Джордж еще ни разу не присутствовал на сеансах. Он, если на то пошло, ни разу не посеребрил руку цыганки и не уплачивал два пенса, чтобы посидеть на ярмарке перед хрустальным шаром. Все это он считает ловкими фокусами-покусами. Только дурак или дремучий дикарь поверит, будто линии на ладони или чаинки на дне чашки о чем-то вешают. Он готов отнестись с уважением к убеждению сэра Артура, что дух не подвластен смерти; и пожалуй, что при некоторых обстоятельствах такой дух может оказаться способным вступить в общение с живыми. Он также готов признать, что в телепатических экспериментах, которые сэр Артур описал в своей автобиографии, что-то было. Но наступает момент, когда Джордж ставит точку. Например, он ставит ее, когда люди заставляют мебель подпрыгивать, когда таинственно звенят колокольчики, и из мрака возникают фосфоресцирующие лица покойных, когда руки духа оставляют предположительные отпечатки на размягченном воске. Джордж видит за всем этим слишком очевидные фокусы. Разве не подозрительно, что наилучшие условия для общения с духами — задернутые занавески, погашенные лампы, люди, которые держатся за руки и не могут встать и проверить, что именно происходит, — представляют собой наилучшие же условия шарлатанских подтасовок? С сожалением он приходит к выводу, что сэру Артуру была присуща излишняя доверчивость. Он читал, что американский фокусник мистер Гарри Гудини — с ним сэр Артур познакомился в Соединенных Штатах — вызвался воссоздать все до единого эффекты, известные профессиональным медиумам. Не раз и не два достойные доверия люди надежно его связывали, но едва свет гасили, как он умудрялся высвободиться настолько, чтобы звонить в колокольчики, производить всяческие шумы, передвигать мебель с места на место и даже исторгать эктоплазму. Сэр Артур отказался принять вызов Гудини. Он не отрицал, что фокусник способен создавать эти эффекты, но предпочитал собственное истолкование этой способности: мистер Гудини в реальности обладает спиритическим даром, существование которого он с необъяснимым упрямством находит нужным отрицать.

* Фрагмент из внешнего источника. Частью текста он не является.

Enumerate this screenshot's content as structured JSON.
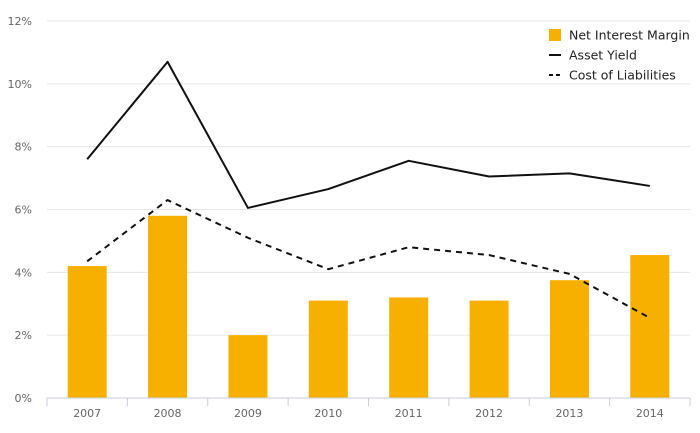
{
  "colors": {
    "bar": "#F8B000",
    "line_solid": "#111111",
    "line_dashed": "#111111",
    "grid": "#e6e6e6",
    "axis": "#c8cbe0"
  },
  "chart_data": {
    "type": "bar",
    "title": "",
    "xlabel": "",
    "ylabel": "",
    "categories": [
      "2007",
      "2008",
      "2009",
      "2010",
      "2011",
      "2012",
      "2013",
      "2014"
    ],
    "ylim": [
      0,
      12
    ],
    "yticks": [
      "0%",
      "2%",
      "4%",
      "6%",
      "8%",
      "10%",
      "12%"
    ],
    "ytick_values": [
      0,
      2,
      4,
      6,
      8,
      10,
      12
    ],
    "grid": true,
    "legend_position": "top-right",
    "series": [
      {
        "name": "Net Interest Margin",
        "type": "bar",
        "values": [
          4.2,
          5.8,
          2.0,
          3.1,
          3.2,
          3.1,
          3.75,
          4.55
        ]
      },
      {
        "name": "Asset Yield",
        "type": "line",
        "style": "solid",
        "values": [
          7.6,
          10.7,
          6.05,
          6.65,
          7.55,
          7.05,
          7.15,
          6.75
        ]
      },
      {
        "name": "Cost of Liabilities",
        "type": "line",
        "style": "dashed",
        "values": [
          4.35,
          6.3,
          5.1,
          4.1,
          4.8,
          4.55,
          3.95,
          2.55
        ]
      }
    ]
  }
}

Когда пение «Отверзни мои глаза» завершается, вперед к микрофону подходит тоненькая женщина с черными коротко остриженными волосами, одетая в черный струящийся атлас. Это миссис Эстелла Робертс, любимый медиум сэра Артура. Атмосфера в зале напряжена даже больше, чем на протяжении двухминутного молчания. Миссис Робертс стоит, чуть покачиваясь, сплетя пальцы, склонив голову. Все глаза устремлены на нее. Медленно, очень медленно она начинает поднимать голову, затем ее пальцы расплетаются, и руки начинают раскидываться, а покачивание продолжается. Наконец она произносит первое слово.